Acaba de anunciarse que la mayoría gubernamental se dispone a incluir en la nueva Ley de Libertad Religiosa, que pretende aprobar en esta legislatura, la retirada de todos los símbolos religiosos que existan en las escuelas e institutos públicos, excepto los que tengan valor artístico o histórico. La medida es inobjetable: ha de haber una clara separación entre el hecho religioso, que debe disfrutar de plena libertad, y el espacio público, que ha de ser reflejo de la laicidad del Estado. Evidentemente, esta norma tendrá un indudable efecto pedagógico, no tanto sobre la añeja religiosidad española, muy arraigada en la sociedad, cuanto en quienes, recién llegados, deberán amoldar sus convicciones y sus comportamientos a las pautas constitucionales que nos hemos dado entre todos.

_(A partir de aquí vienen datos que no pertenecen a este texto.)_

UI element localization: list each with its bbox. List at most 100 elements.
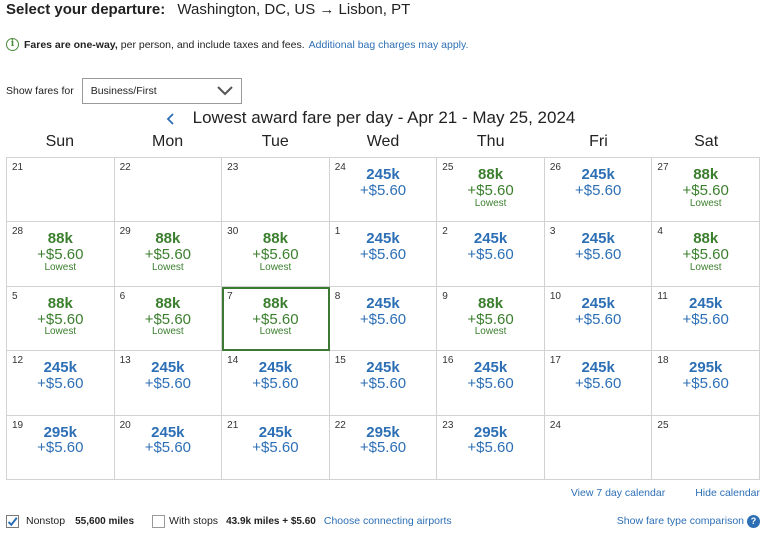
calendar-day-cell[interactable]: 9 88k +$5.60 Lowest: [437, 286, 545, 352]
fare-info: 88k +$5.60 Lowest: [222, 296, 329, 338]
calendar-day-cell[interactable]: 13 245k +$5.60: [114, 351, 223, 416]
calendar-day-cell[interactable]: 10 245k +$5.60: [544, 286, 653, 352]
fare-miles: 245k: [581, 166, 615, 183]
fare-miles: 245k: [366, 294, 400, 312]
calendar-day-cell[interactable]: 18 295k +$5.60: [652, 351, 760, 416]
calendar-day-cell[interactable]: 15 245k +$5.60: [329, 351, 438, 416]
lowest-fare-tag: Lowest: [259, 261, 292, 273]
fare-miles: 88k: [693, 230, 719, 248]
fare-type-comparison-link[interactable]: Show fare type comparison: [617, 515, 744, 527]
show-fares-control: Show fares for Business/First: [6, 78, 242, 104]
bag-charges-link[interactable]: Additional bag charges may apply.: [309, 39, 469, 51]
calendar-day-cell[interactable]: 6 88k +$5.60 Lowest: [114, 286, 223, 352]
cabin-select[interactable]: Business/First: [81, 78, 242, 104]
fare-fee: +$5.60: [682, 374, 729, 392]
calendar-day-cell[interactable]: 27 88k +$5.60 Lowest: [652, 158, 760, 223]
fare-miles: 295k: [43, 423, 77, 441]
fare-fee: +$5.60: [252, 310, 299, 328]
calendar-day-cell[interactable]: 26 245k +$5.60: [544, 158, 653, 223]
fare-fee: +$5.60: [359, 374, 407, 392]
calendar-day-cell[interactable]: 30 88k +$5.60 Lowest: [222, 222, 330, 287]
calendar-day-cell[interactable]: 20 245k +$5.60: [114, 415, 223, 480]
calendar-day-cell[interactable]: 16 245k +$5.60: [437, 351, 545, 416]
calendar-day-cell[interactable]: 11 245k +$5.60: [652, 286, 760, 352]
fare-fee: +$5.60: [252, 439, 299, 457]
calendar-day-cell[interactable]: 14 245k +$5.60: [222, 351, 330, 416]
calendar-day-cell[interactable]: 28 88k +$5.60 Lowest: [7, 222, 115, 287]
fare-info: 88k +$5.60 Lowest: [652, 167, 759, 209]
fare-miles: 245k: [151, 359, 185, 377]
day-of-week-label: Fri: [589, 133, 608, 150]
view-7-day-calendar-link[interactable]: View 7 day calendar: [571, 487, 665, 499]
with-stops-label: With stops: [169, 515, 219, 527]
fare-fee: +$5.60: [574, 181, 622, 199]
fare-info: 245k +$5.60: [7, 360, 114, 392]
fare-info: 245k +$5.60: [437, 231, 544, 263]
calendar-day-cell-selected[interactable]: 7 88k +$5.60 Lowest: [222, 286, 330, 352]
nonstop-miles: 55,600 miles: [75, 515, 135, 527]
calendar-day-cell[interactable]: 24 245k +$5.60: [329, 158, 438, 223]
route-text: Washington, DC, US → Lisbon, PT: [177, 1, 411, 18]
fare-info: 245k +$5.60: [115, 360, 222, 392]
calendar-day-cell[interactable]: 3 245k +$5.60: [544, 222, 653, 287]
calendar-day-cell: 22: [114, 158, 223, 223]
calendar-day-cell[interactable]: 25 88k +$5.60 Lowest: [437, 158, 545, 223]
choose-connecting-airports-link[interactable]: Choose connecting airports: [324, 515, 452, 527]
fare-fee: +$5.60: [359, 246, 407, 264]
fare-miles: 245k: [473, 359, 508, 377]
fare-fee: +$5.60: [252, 374, 299, 392]
day-of-week-label: Tue: [261, 133, 289, 150]
fare-fee: +$5.60: [144, 374, 191, 392]
calendar-day-cell[interactable]: 1 245k +$5.60: [329, 222, 438, 287]
departure-label: Select your departure:: [6, 1, 166, 18]
calendar-day-cell[interactable]: 12 245k +$5.60: [7, 351, 115, 416]
day-of-week-label: Sun: [45, 133, 75, 150]
calendar-day-cell[interactable]: 17 245k +$5.60: [544, 351, 653, 416]
fare-info: 245k +$5.60: [115, 423, 222, 457]
chevron-down-icon: [216, 86, 233, 96]
calendar-day-cell[interactable]: 19 295k +$5.60: [7, 415, 115, 480]
lowest-fare-tag: Lowest: [152, 261, 184, 273]
fare-fee: +$5.60: [37, 310, 84, 328]
calendar-day-cell[interactable]: 4 88k +$5.60 Lowest: [652, 222, 760, 287]
fare-miles: 88k: [47, 230, 73, 248]
calendar-day-cell[interactable]: 29 88k +$5.60 Lowest: [114, 222, 223, 287]
fare-miles: 245k: [581, 294, 615, 312]
fare-miles: 245k: [151, 423, 185, 441]
day-of-week-label: Sat: [694, 133, 719, 150]
fare-info: 245k +$5.60: [222, 423, 329, 457]
fare-info: 88k +$5.60 Lowest: [7, 296, 114, 338]
fare-info: 295k +$5.60: [7, 423, 114, 457]
fare-info: 245k +$5.60: [545, 296, 652, 328]
fare-miles: 245k: [473, 230, 508, 248]
nonstop-checkbox[interactable]: [6, 514, 19, 528]
calendar-day-cell[interactable]: 23 295k +$5.60: [437, 415, 545, 480]
fare-miles: 245k: [258, 423, 293, 441]
fare-info: 245k +$5.60: [330, 296, 437, 328]
day-number: 23: [227, 162, 239, 173]
fare-info: 245k +$5.60: [652, 296, 759, 328]
fare-info: 88k +$5.60 Lowest: [115, 231, 222, 273]
help-icon[interactable]: ?: [747, 514, 760, 528]
calendar-links: View 7 day calendar Hide calendar: [571, 487, 760, 499]
fare-miles: 295k: [473, 423, 508, 441]
fare-fee: +$5.60: [467, 439, 514, 457]
fare-info: 245k +$5.60: [330, 360, 437, 392]
fare-fee: +$5.60: [359, 310, 407, 328]
lowest-fare-tag: Lowest: [689, 197, 722, 209]
with-stops-checkbox[interactable]: [152, 514, 166, 528]
lowest-fare-tag: Lowest: [474, 197, 507, 209]
calendar-day-cell[interactable]: 5 88k +$5.60 Lowest: [7, 286, 115, 352]
fare-fee: +$5.60: [467, 246, 514, 264]
fare-info: 88k +$5.60 Lowest: [222, 231, 329, 273]
calendar-day-cell: 24: [544, 415, 653, 480]
day-of-week-label: Thu: [476, 133, 505, 150]
calendar-day-cell[interactable]: 21 245k +$5.60: [222, 415, 330, 480]
fare-info: 245k +$5.60: [330, 167, 437, 199]
hide-calendar-link[interactable]: Hide calendar: [695, 487, 760, 499]
fare-fee: +$5.60: [682, 246, 729, 264]
day-of-week-label: Wed: [366, 133, 400, 150]
calendar-day-cell[interactable]: 2 245k +$5.60: [437, 222, 545, 287]
calendar-day-cell[interactable]: 8 245k +$5.60: [329, 286, 438, 352]
calendar-day-cell[interactable]: 22 295k +$5.60: [329, 415, 438, 480]
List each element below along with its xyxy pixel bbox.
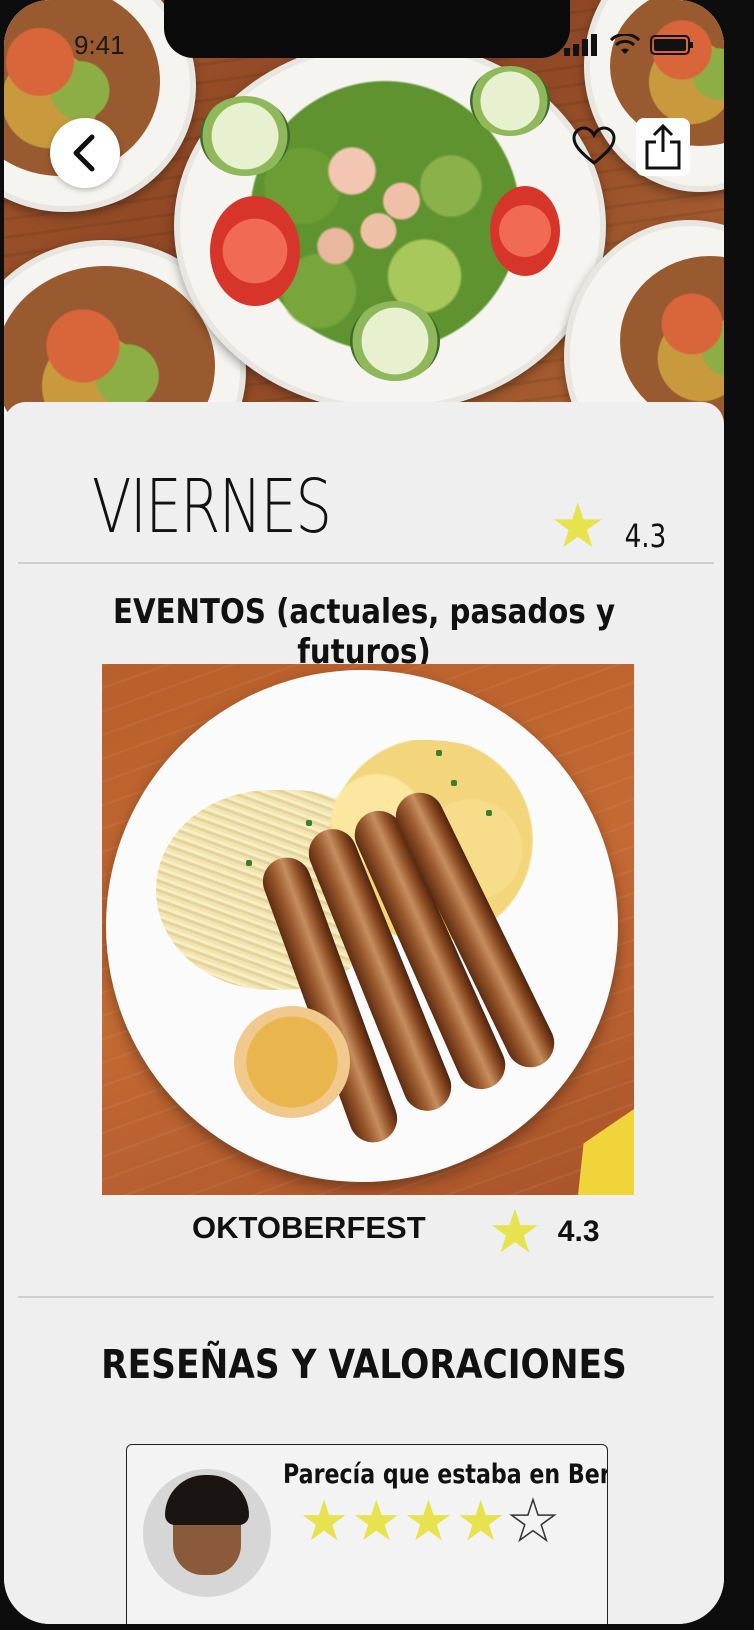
event-mustard bbox=[234, 1006, 350, 1118]
signal-icon bbox=[564, 34, 597, 56]
details-sheet: VIERNES ★ 4.3 EVENTOS (actuales, pasados… bbox=[4, 402, 724, 1624]
venue-title: VIERNES bbox=[92, 464, 332, 550]
event-name: OKTOBERFEST bbox=[192, 1210, 426, 1245]
heart-icon bbox=[572, 126, 616, 165]
hero-salad-plate bbox=[174, 40, 606, 412]
event-chive bbox=[246, 860, 252, 866]
hero-food bbox=[620, 256, 724, 426]
status-time: 9:41 bbox=[74, 30, 125, 60]
share-button[interactable] bbox=[636, 118, 690, 176]
star-filled-icon: ★ bbox=[299, 1489, 350, 1552]
avatar-hair bbox=[165, 1475, 249, 1525]
reviews-section-title: RESEÑAS Y VALORACIONES bbox=[101, 1342, 627, 1388]
divider bbox=[18, 1296, 714, 1298]
hero-food-photo bbox=[4, 0, 724, 502]
event-rating: ★ 4.3 bbox=[488, 1202, 600, 1262]
star-filled-icon: ★ bbox=[455, 1489, 506, 1552]
status-icons bbox=[564, 34, 694, 56]
chevron-left-icon bbox=[73, 134, 95, 172]
event-chive bbox=[436, 750, 442, 756]
battery-icon bbox=[650, 35, 693, 55]
device-notch bbox=[164, 0, 570, 58]
wifi-icon bbox=[610, 34, 640, 54]
hero-tomato bbox=[490, 186, 560, 276]
event-rating-value: 4.3 bbox=[557, 1215, 600, 1248]
review-card[interactable]: Parecía que estaba en Berlín ★ ★ ★ ★ ★ bbox=[126, 1444, 608, 1624]
phone-screen: 9:41 VIERNES ★ 4.3 EVENTOS (actuales, pa… bbox=[4, 0, 724, 1624]
favorite-button[interactable] bbox=[570, 122, 618, 170]
star-filled-icon: ★ bbox=[403, 1489, 454, 1552]
event-chive bbox=[451, 780, 457, 786]
hero-cucumber bbox=[350, 301, 440, 381]
star-icon: ★ bbox=[488, 1198, 542, 1265]
hero-cucumber bbox=[470, 66, 550, 136]
star-filled-icon: ★ bbox=[351, 1489, 402, 1552]
venue-rating-value: 4.3 bbox=[624, 517, 666, 555]
corner-logo-sticker bbox=[578, 1109, 634, 1195]
event-chive bbox=[306, 820, 312, 826]
venue-rating: ★ 4.3 bbox=[550, 496, 670, 558]
hero-cucumber bbox=[200, 96, 290, 176]
share-icon bbox=[645, 124, 681, 170]
event-image-oktoberfest[interactable] bbox=[102, 664, 634, 1195]
divider bbox=[18, 562, 714, 564]
star-icon: ★ bbox=[550, 492, 606, 561]
event-chive bbox=[486, 810, 492, 816]
review-stars: ★ ★ ★ ★ ★ bbox=[299, 1489, 559, 1552]
star-empty-icon: ★ bbox=[507, 1489, 559, 1552]
back-button[interactable] bbox=[50, 118, 120, 188]
event-plate bbox=[106, 670, 618, 1182]
events-section-title: EVENTOS (actuales, pasados y futuros) bbox=[112, 592, 616, 672]
hero-tomato bbox=[210, 196, 300, 306]
avatar bbox=[143, 1469, 271, 1597]
review-title: Parecía que estaba en Berlín bbox=[283, 1459, 608, 1490]
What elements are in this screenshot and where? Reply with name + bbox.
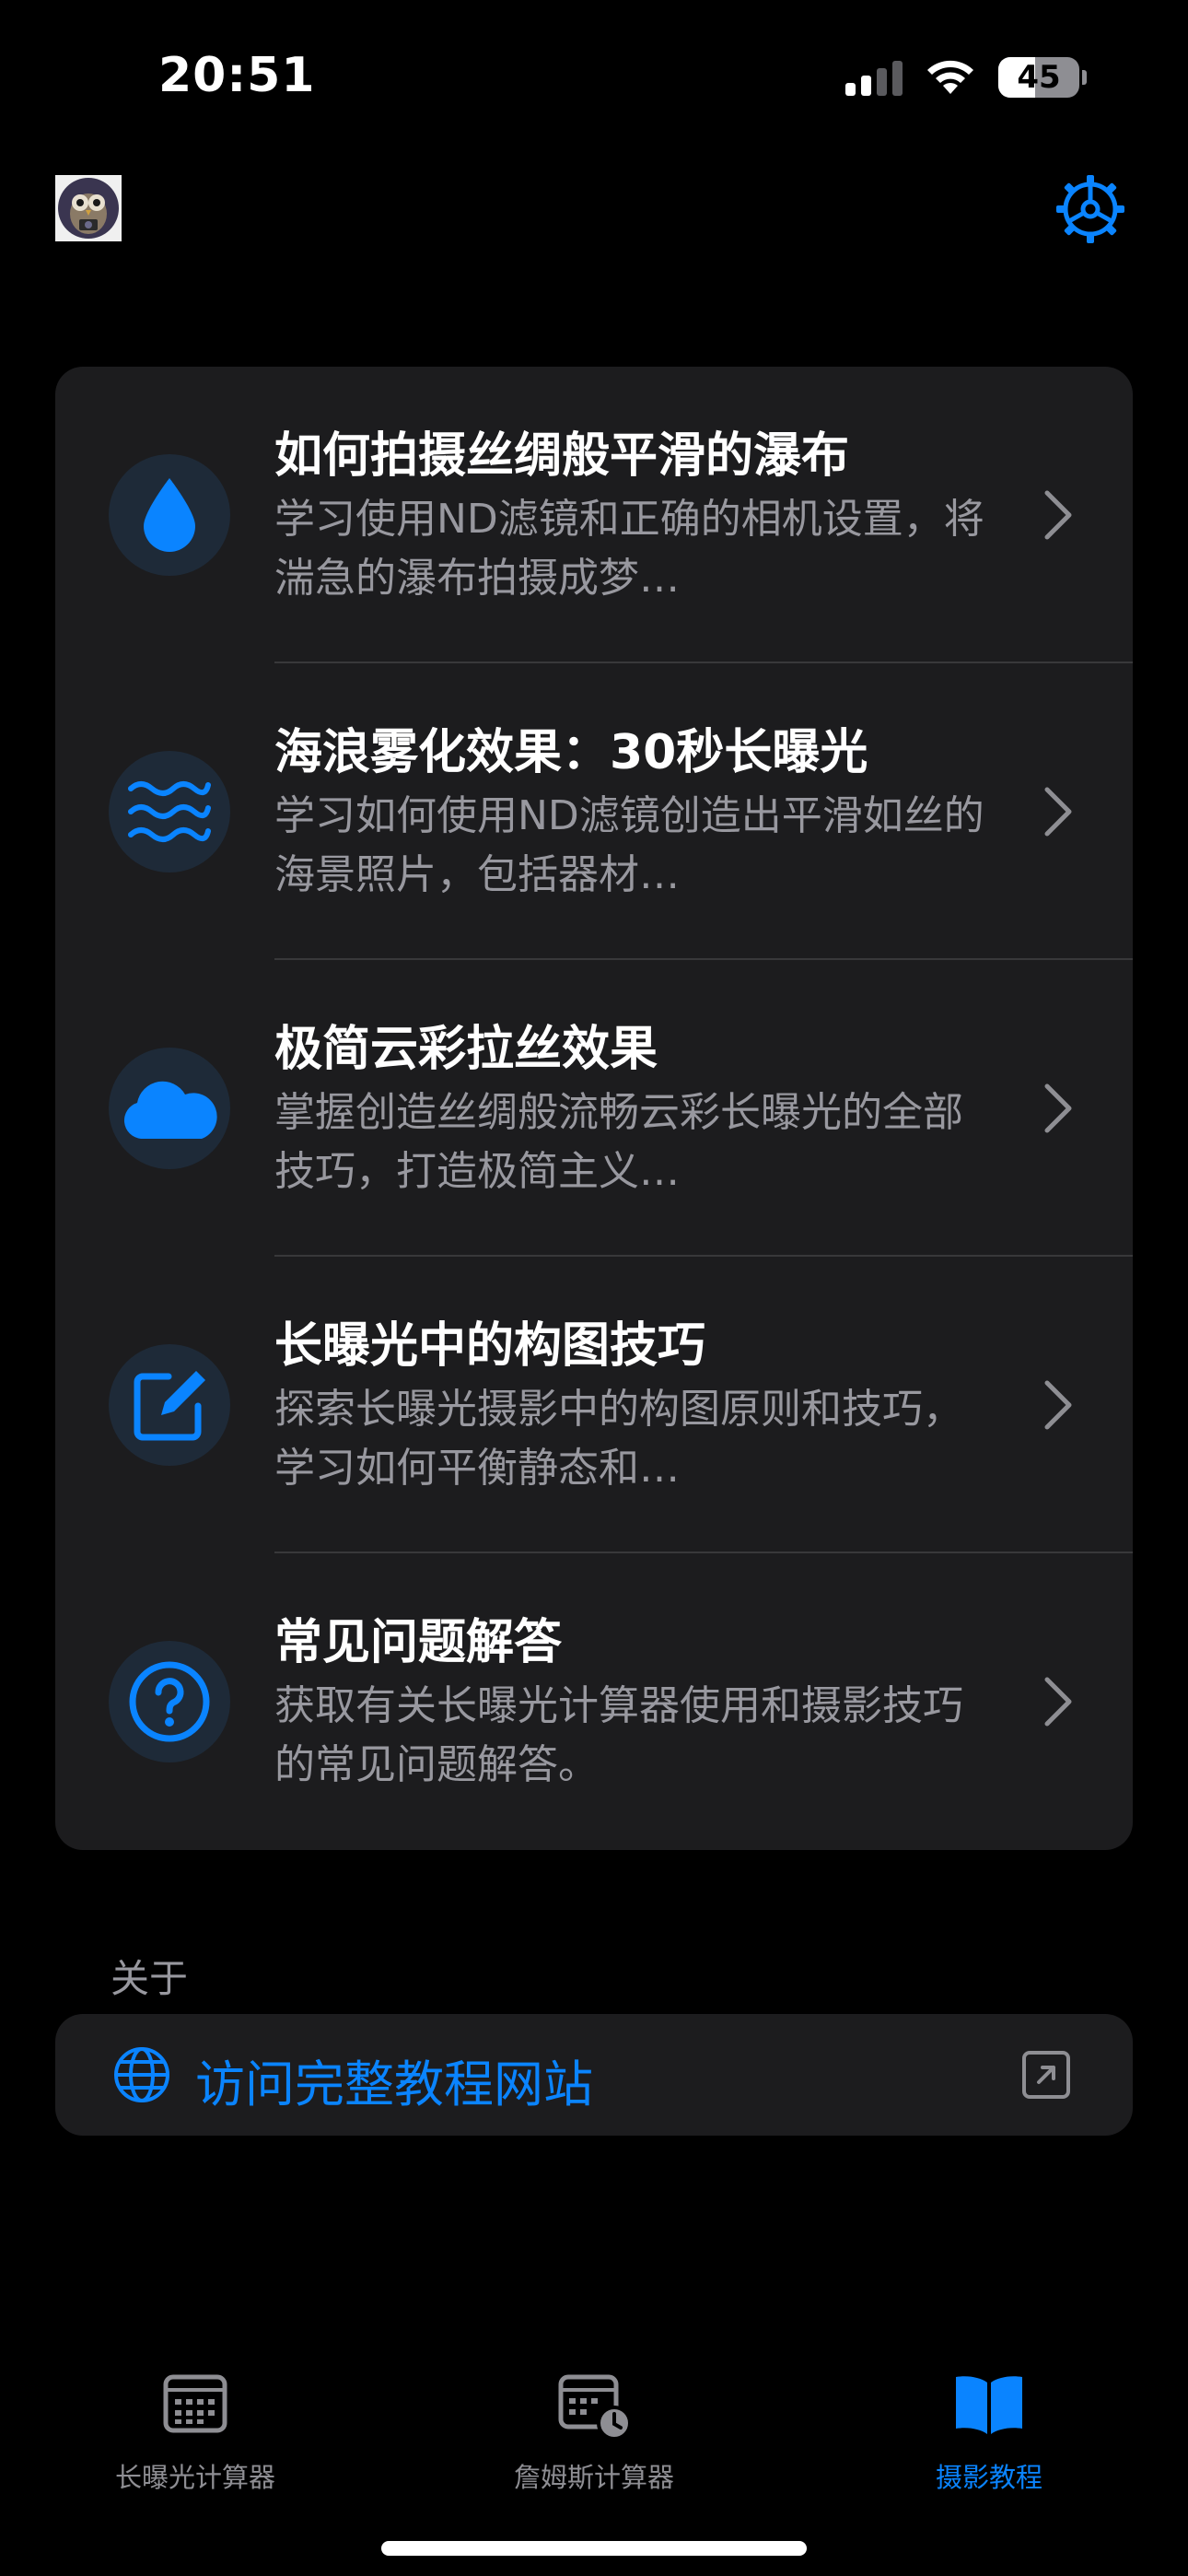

En Suiza, el nacionalismo xenófobo ha conseguido que se celebre en noviembre un referéndum en el que se propondrá prohibir los alminares de las mezquitas; aquí, más bien se trata de todo lo contrario: hay que llevar la religión a sus sedes naturales, las iglesias, las mezquitas, las sinagogas. Evitando por este medio que alguna confesión pretenda imponerse sobre las demás en el territorio común de la ciudadanía.